PARIS: Quête de la qualité et de l'intemporel pour les uns, approche commerciale ou manque d'imagination pour les autres: avec les couleurs ternes et les coupes discrètes, la femme rentre dans le rang dans les collections printemps-été présentées à Paris.
Fini le confort pour rester chez soi pendant la pandémie mais aussi l'exubérance festive post-Covid. Contrairement à l'homme, qui a le droit à l'audace sur les podiums, la femme est sage.
Dans l'abondance des vestes, la collection Dior est presque tout en noir et blanc avec quelques incursions d'écru. "Tout est fonctionnel" et les tissus sont choisis pour en faire des pièces "intemporelles" et qui peuvent se porter "en toute saison", explique la directrice artistique Maria Grazia Chiuri à l'AFP.
Anthony Vaccarello, lui, est revenu aux fondamentaux et a construit une collection en couleurs terreuses autour de la saharienne imaginée par Yves Saint Laurent en 1967.
"Où sont vos couleurs?
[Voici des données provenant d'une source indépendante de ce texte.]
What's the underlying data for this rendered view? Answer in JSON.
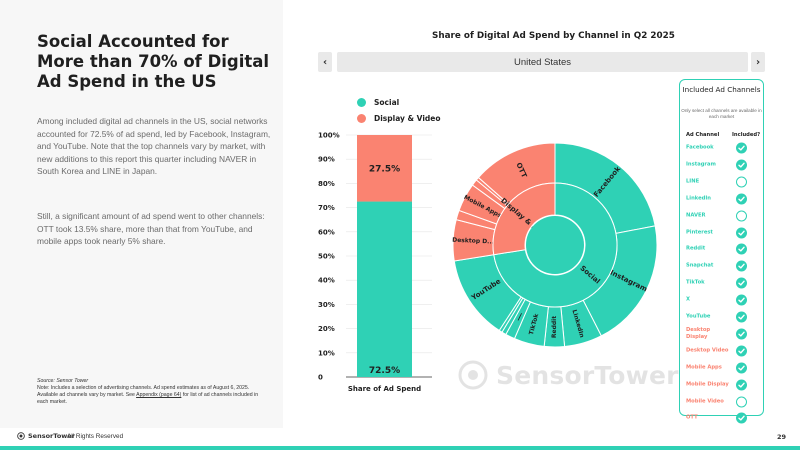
{
  "headline": "Social Accounted for More than 70% of Digital Ad Spend in the US",
  "paragraphs": [
    "Among included digital ad channels in the US, social networks accounted for 72.5% of ad spend, led by Facebook, Instagram, and YouTube. Note that the top channels vary by market, with new additions to this report this quarter including NAVER in South Korea and LINE in Japan.",
    "Still, a significant amount of ad spend went to other channels: OTT took 13.5% share, more than that from YouTube, and mobile apps took nearly 5% share."
  ],
  "source": {
    "title": "Source: Sensor Tower",
    "note_before": "Note: Includes a selection of advertising channels. Ad spend estimates as of August 6, 2025. Available ad channels vary by market. See ",
    "link": "Appendix (page 64)",
    "note_after": " for list of ad channels included in each market."
  },
  "footer": {
    "brand": "SensorTower",
    "rights": "All Rights Reserved",
    "page": "29"
  },
  "chart_title": "Share of Digital Ad Spend by Channel in Q2 2025",
  "market": {
    "selected": "United States",
    "prev": "‹",
    "next": "›"
  },
  "legend": [
    {
      "label": "Social",
      "color": "#2fd1b5"
    },
    {
      "label": "Display & Video",
      "color": "#fa8371"
    }
  ],
  "colors": {
    "social": "#2fd1b5",
    "display": "#fa8371",
    "check": "#2fd1b5"
  },
  "watermark": "SensorTower",
  "chart_data": [
    {
      "type": "bar",
      "stacked": true,
      "categories": [
        "Share of Ad Spend"
      ],
      "series": [
        {
          "name": "Social",
          "values": [
            72.5
          ],
          "label": "72.5%"
        },
        {
          "name": "Display & Video",
          "values": [
            27.5
          ],
          "label": "27.5%"
        }
      ],
      "yticks": [
        "0",
        "10%",
        "20%",
        "30%",
        "40%",
        "50%",
        "60%",
        "70%",
        "80%",
        "90%",
        "100%"
      ],
      "ylim": [
        0,
        100
      ],
      "xlabel": "Share of Ad Spend"
    },
    {
      "type": "pie",
      "subtype": "sunburst",
      "inner": [
        {
          "label": "Social",
          "value": 72.5,
          "group": "social"
        },
        {
          "label": "Display & ...",
          "value": 27.5,
          "group": "display"
        }
      ],
      "outer": [
        {
          "label": "Facebook",
          "value": 22.0,
          "group": "social"
        },
        {
          "label": "Instagram",
          "value": 20.5,
          "group": "social"
        },
        {
          "label": "LinkedIn",
          "value": 6.0,
          "group": "social"
        },
        {
          "label": "Reddit",
          "value": 3.2,
          "group": "social"
        },
        {
          "label": "TikTok",
          "value": 4.8,
          "group": "social"
        },
        {
          "label": "X",
          "value": 1.5,
          "group": "social"
        },
        {
          "label": "",
          "value": 0.7,
          "group": "social"
        },
        {
          "label": "",
          "value": 0.5,
          "group": "social"
        },
        {
          "label": "YouTube",
          "value": 13.3,
          "group": "social"
        },
        {
          "label": "Desktop D...",
          "value": 6.5,
          "group": "display"
        },
        {
          "label": "",
          "value": 1.5,
          "group": "display"
        },
        {
          "label": "Mobile Apps",
          "value": 4.5,
          "group": "display"
        },
        {
          "label": "",
          "value": 1.0,
          "group": "display"
        },
        {
          "label": "",
          "value": 0.5,
          "group": "display"
        },
        {
          "label": "OTT",
          "value": 13.5,
          "group": "display"
        }
      ]
    }
  ],
  "channel_panel": {
    "title": "Included Ad Channels",
    "note": "Only select all channels are available in each market",
    "col_channel": "Ad Channel",
    "col_included": "Included?",
    "rows": [
      {
        "name": "Facebook",
        "group": "social",
        "included": true
      },
      {
        "name": "Instagram",
        "group": "social",
        "included": true
      },
      {
        "name": "LINE",
        "group": "social",
        "included": false
      },
      {
        "name": "LinkedIn",
        "group": "social",
        "included": true
      },
      {
        "name": "NAVER",
        "group": "social",
        "included": false
      },
      {
        "name": "Pinterest",
        "group": "social",
        "included": true
      },
      {
        "name": "Reddit",
        "group": "social",
        "included": true
      },
      {
        "name": "Snapchat",
        "group": "social",
        "included": true
      },
      {
        "name": "TikTok",
        "group": "social",
        "included": true
      },
      {
        "name": "X",
        "group": "social",
        "included": true
      },
      {
        "name": "YouTube",
        "group": "social",
        "included": true
      },
      {
        "name": "Desktop Display",
        "group": "display",
        "included": true
      },
      {
        "name": "Desktop Video",
        "group": "display",
        "included": true
      },
      {
        "name": "Mobile Apps",
        "group": "display",
        "included": true
      },
      {
        "name": "Mobile Display",
        "group": "display",
        "included": true
      },
      {
        "name": "Mobile Video",
        "group": "display",
        "included": false
      },
      {
        "name": "OTT",
        "group": "display",
        "included": true
      }
    ]
  }
}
Où sont vos idées?", interroge la célèbre critique de mode américaine Cathy Horyn dans The Cut, en dénonçant la "pauvreté d'imagination" et en appelant les stylistes à "arrêter de piocher dans les archives".
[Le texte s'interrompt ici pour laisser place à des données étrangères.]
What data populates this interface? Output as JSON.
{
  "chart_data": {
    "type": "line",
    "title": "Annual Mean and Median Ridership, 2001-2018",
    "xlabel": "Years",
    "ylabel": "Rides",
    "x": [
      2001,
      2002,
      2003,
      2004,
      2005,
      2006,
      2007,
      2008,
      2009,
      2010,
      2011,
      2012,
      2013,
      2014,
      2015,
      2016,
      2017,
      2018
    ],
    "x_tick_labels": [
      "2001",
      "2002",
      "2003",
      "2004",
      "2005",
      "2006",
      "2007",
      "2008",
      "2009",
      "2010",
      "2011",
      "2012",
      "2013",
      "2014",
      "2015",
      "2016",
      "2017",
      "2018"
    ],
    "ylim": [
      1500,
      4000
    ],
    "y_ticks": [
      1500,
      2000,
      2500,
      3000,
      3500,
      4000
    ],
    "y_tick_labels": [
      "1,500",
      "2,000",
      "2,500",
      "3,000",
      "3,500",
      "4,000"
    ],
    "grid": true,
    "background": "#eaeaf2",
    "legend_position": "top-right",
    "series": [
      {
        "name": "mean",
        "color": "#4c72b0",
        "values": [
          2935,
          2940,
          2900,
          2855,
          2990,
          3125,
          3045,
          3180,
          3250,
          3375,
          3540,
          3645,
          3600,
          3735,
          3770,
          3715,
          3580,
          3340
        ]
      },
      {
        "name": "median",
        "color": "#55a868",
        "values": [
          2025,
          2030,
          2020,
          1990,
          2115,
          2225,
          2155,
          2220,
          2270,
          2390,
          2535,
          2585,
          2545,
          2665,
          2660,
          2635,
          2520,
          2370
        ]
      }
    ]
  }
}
Les tailleurs jupes aux couleurs sombres et robes noires chez Givenchy amènent "une ambiance légèrement funèbre", écrit pour sa part Godfrey Deeny dans Fashion Network.
Minimalisme exigeant
Gris, blanc cassé, olive: la palette choisie par Victoria Beckham évoque "les anciens tissus de vieilles maisons de la campagne britannique" pour sa collection inspirée du monde de la danse classique.
Même Dries Van Noten, maître dans l'art d'associer des imprimés de façon improbable, est inhabituellement sobre: les tailleurs sont beige ou bleu marine. "Je n'ai pas voulu que les couleurs prennent le dessus sur les formes", précise-t-il à l'AFP.
Marie-Christine Statz, fondatrice de la marque Gauchere, choisit volontairement le minimalisme pour sa collection en beige et noir afin de "mettre l'accent sur la qualité de la coupe".
"Le côté 'tailoring' (les coupes, NLDR) est extrêmement fort, il y a une tentative de retour au minimalisme", souligne Pascaline Wilhelm, consultante mode et textile interrogée par l'AFP.
Cela signifie "exigence" car, le minimalisme, "ce sont de très belles matières, une maîtrise du tissu, une maîtrise de la confection et des lignes".
Les silhouettes construites et longilignes, juchées sur des talons, avec moins de "surgonflé" et de grosses chaussures, mais aussi "moins sexy et provocantes" traduisent un "besoin d'élégance", estime Pascaline Wilhelm.
Après la Covid, les gens sont retournés au travail et "les maisons réfléchissent à ça. On a vécu - je vais caricaturer un peu - en jogging et cette période est terminée définitivement", analyse pour sa part Pierre Groppo, rédacteur en chef mode et lifestyle de Vanity Fair, interrogé par l'AFP.
«Quiet luxury»
"On n'est pas dans le fluo ni dans le flashy. Les clientes qui dépensent une somme conséquente sur ces pièces veulent pouvoir la reporter d'une saison à l'autre" et les "noir, beige, greige ou blanc cassé passent mieux que les couleurs plus appuyées", ajoute-t-il.
Pourquoi la mode masculine est-elle beaucoup plus colorée ? Les experts parlent d'un "rééquilibrage": moins avancée que la mode féminine, elle est "en pleine créativité".
"Pour une femme, il n'y a plus besoin d'être une pin-up ou une romantique niaiseuse", ajoute Pascaline Wilhelm.
Paloma Lana, fondatrice et designer de Paloma Wool, marque espagnole qui débute à la Fashion Week, dit bien s'y retrouver.
"Dans le passé, j'utilisais beaucoup de couleurs et d'imprimés mais, depuis quelques années, je recherche la sobriété. Il est important de ne pas se sentir habillé quand on est habillé", explique-t-elle à l'AFP.
Les célébrités comme Gwyneth Paltrow succombent au "quiet luxury" (luxe discret), cette tendance consistant à porter des vêtements sobres, ultra-chers et dont la marque n'est pas identifiable, qui semble être dans l'esprit de cette Fashion week.
Pierre Hardy, designer des chaussures pour Hermès, présente ainsi un modèle de sandales plates d'après les patronages des années 20: "la créativité, ce n'est pas seulement une question de forme mais aussi une question de timing. C'était le bon moment", dit-il à l'AFP.